In an editorial on Saturday, The Australian lamented the “economic illiteracy” of “digital first” publications.

“Labor is cheered on by a range of economically illiterate pundits in “digital first” publications and the twittersphere,” it said, adding, apparently in the hope of a Copenhagen repeat in the UN climate talks: “Perhaps agreement on targets will disappear after November’s Paris summit.”

Abbott on Monday suggested that a 50% renewable energy target would cost $60 billion. He didn’t explain where he got that number.
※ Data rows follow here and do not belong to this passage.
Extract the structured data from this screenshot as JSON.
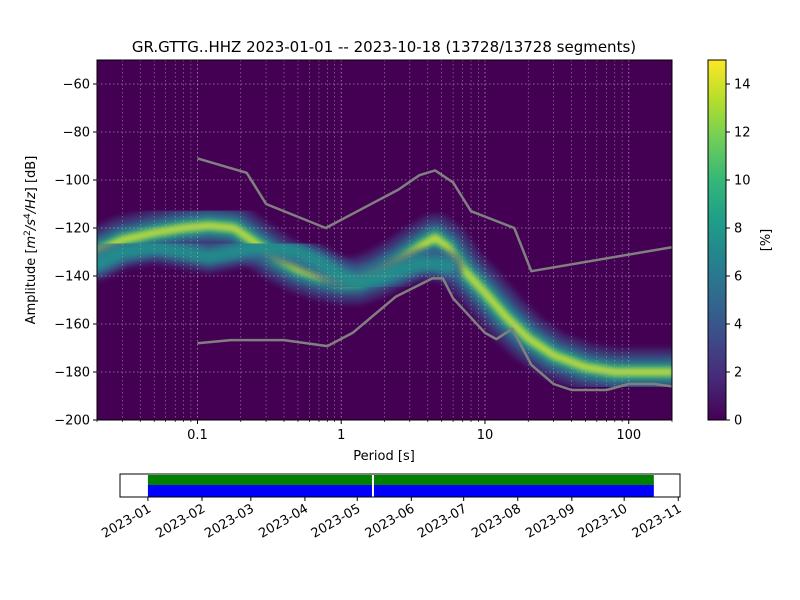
{
  "chart_data": [
    {
      "type": "heatmap",
      "title": "GR.GTTG..HHZ   2023-01-01 -- 2023-10-18  (13728/13728 segments)",
      "xlabel": "Period [s]",
      "ylabel_main": "Amplitude [",
      "ylabel_unit_m": "m",
      "ylabel_exp2": "2",
      "ylabel_slash1": "/s",
      "ylabel_exp4": "4",
      "ylabel_slash2": "/Hz",
      "ylabel_tail": "] [dB]",
      "x_scale": "log",
      "xlim": [
        0.02,
        200
      ],
      "ylim": [
        -200,
        -50
      ],
      "x_ticks": [
        {
          "value": 0.1,
          "label": "0.1"
        },
        {
          "value": 1,
          "label": "1"
        },
        {
          "value": 10,
          "label": "10"
        },
        {
          "value": 100,
          "label": "100"
        }
      ],
      "y_ticks": [
        {
          "value": -60,
          "label": "−60"
        },
        {
          "value": -80,
          "label": "−80"
        },
        {
          "value": -100,
          "label": "−100"
        },
        {
          "value": -120,
          "label": "−120"
        },
        {
          "value": -140,
          "label": "−140"
        },
        {
          "value": -160,
          "label": "−160"
        },
        {
          "value": -180,
          "label": "−180"
        },
        {
          "value": -200,
          "label": "−200"
        }
      ],
      "grid": true,
      "colormap": "viridis",
      "colorbar": {
        "label": "[%]",
        "range": [
          0,
          15
        ],
        "ticks": [
          {
            "value": 0,
            "label": "0"
          },
          {
            "value": 2,
            "label": "2"
          },
          {
            "value": 4,
            "label": "4"
          },
          {
            "value": 6,
            "label": "6"
          },
          {
            "value": 8,
            "label": "8"
          },
          {
            "value": 10,
            "label": "10"
          },
          {
            "value": 12,
            "label": "12"
          },
          {
            "value": 14,
            "label": "14"
          }
        ]
      },
      "density_ridges": [
        {
          "x": [
            0.02,
            0.03,
            0.05,
            0.08,
            0.12,
            0.18,
            0.25,
            0.35,
            0.5,
            0.7,
            1.0,
            1.3,
            1.8,
            2.5,
            3.5,
            4.5,
            5.5,
            7,
            10,
            14,
            20,
            30,
            50,
            80,
            120,
            200
          ],
          "y": [
            -130,
            -125,
            -122,
            -120,
            -119,
            -120,
            -126,
            -132,
            -137,
            -140,
            -142,
            -142,
            -139,
            -134,
            -128,
            -124,
            -128,
            -137,
            -147,
            -157,
            -166,
            -173,
            -178,
            -180,
            -180,
            -180
          ]
        },
        {
          "x": [
            0.02,
            0.03,
            0.05,
            0.08,
            0.12,
            0.18,
            0.25,
            0.35,
            0.5,
            0.7,
            1.0,
            1.3,
            1.8,
            2.5,
            3.5,
            4.5,
            5.5
          ],
          "y": [
            -135,
            -130,
            -128,
            -130,
            -132,
            -130,
            -128,
            -128,
            -130,
            -134,
            -140,
            -143,
            -141,
            -138,
            -135,
            -135,
            -136
          ]
        }
      ],
      "series": [
        {
          "x": [
            0.1,
            0.22,
            0.3,
            0.78,
            2.5,
            3.5,
            4.5,
            6,
            8,
            16,
            21,
            200
          ],
          "y": [
            -91,
            -97,
            -110,
            -120,
            -104,
            -98,
            -96,
            -101,
            -113,
            -120,
            -138,
            -128
          ]
        },
        {
          "x": [
            0.1,
            0.17,
            0.4,
            0.8,
            1.2,
            2.4,
            4.3,
            5.1,
            6,
            10,
            12,
            15.5,
            21,
            30,
            40,
            70,
            100,
            150,
            200
          ],
          "y": [
            -168,
            -166.7,
            -166.7,
            -169.2,
            -163.7,
            -148.6,
            -141,
            -141,
            -149.3,
            -163.7,
            -166.3,
            -162,
            -177,
            -185,
            -187.5,
            -187.5,
            -185,
            -185,
            -186
          ]
        }
      ]
    },
    {
      "type": "bar",
      "x_ticks": [
        {
          "value": "2023-01-01",
          "label": "2023-01"
        },
        {
          "value": "2023-02-01",
          "label": "2023-02"
        },
        {
          "value": "2023-03-01",
          "label": "2023-03"
        },
        {
          "value": "2023-04-01",
          "label": "2023-04"
        },
        {
          "value": "2023-05-01",
          "label": "2023-05"
        },
        {
          "value": "2023-06-01",
          "label": "2023-06"
        },
        {
          "value": "2023-07-01",
          "label": "2023-07"
        },
        {
          "value": "2023-08-01",
          "label": "2023-08"
        },
        {
          "value": "2023-09-01",
          "label": "2023-09"
        },
        {
          "value": "2023-10-01",
          "label": "2023-10"
        },
        {
          "value": "2023-11-01",
          "label": "2023-11"
        }
      ],
      "xlim": [
        "2022-12-16",
        "2023-11-02"
      ],
      "coverage": {
        "start": "2023-01-01",
        "end": "2023-10-18",
        "gaps": [
          "2023-05-10"
        ],
        "colors": {
          "top": "#008000",
          "bottom": "#0000ff",
          "gap": "#ffffff"
        }
      }
    }
  ]
}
But like the rest of the world, even if it were true, it would pale into comparison to the fossil fuel subsidies.

According to the IMF, Australia’s subsidy to this sector to expected be around $A41 billion in 2015, or around 2% of GDP. Its estimate of global fossil fuel subsidies amount to more than $5 trillion a year.

Abbott didn’t stop there though. He said the cut to the large-scale renewable energy target to 33,000GWh from 41,000GWh still meant that Australia would have 23.5 per cent renewable energy by 2020 (including rooftop solar).

“That is more than enough,” he said. “The ETS …. might as well be called an electricity tax scam because that is what it is, an electricity tax scam that will be scamming the consumers of Australia for years and years and decades after it was to be put into place.”

Labor’s 50 per cent renewables target though, will not be met just through the mechanism of the “renewable energy target”. It will also likely include policies such as energy efficiency incentives, and closures of coal-fired generators, or even continued financing by the likes of the CEFC to create new asset classes.

The ACT has shown the way on how a 90 per cent renewable energy target can remain an “aspiration”, but can be supported by effective policies that create certainty for investment. And it will also be done with no net cost to consumers. But it can get away with that, because there is no fossil fuel industry (apart from the federal lobbyists) in the ACT.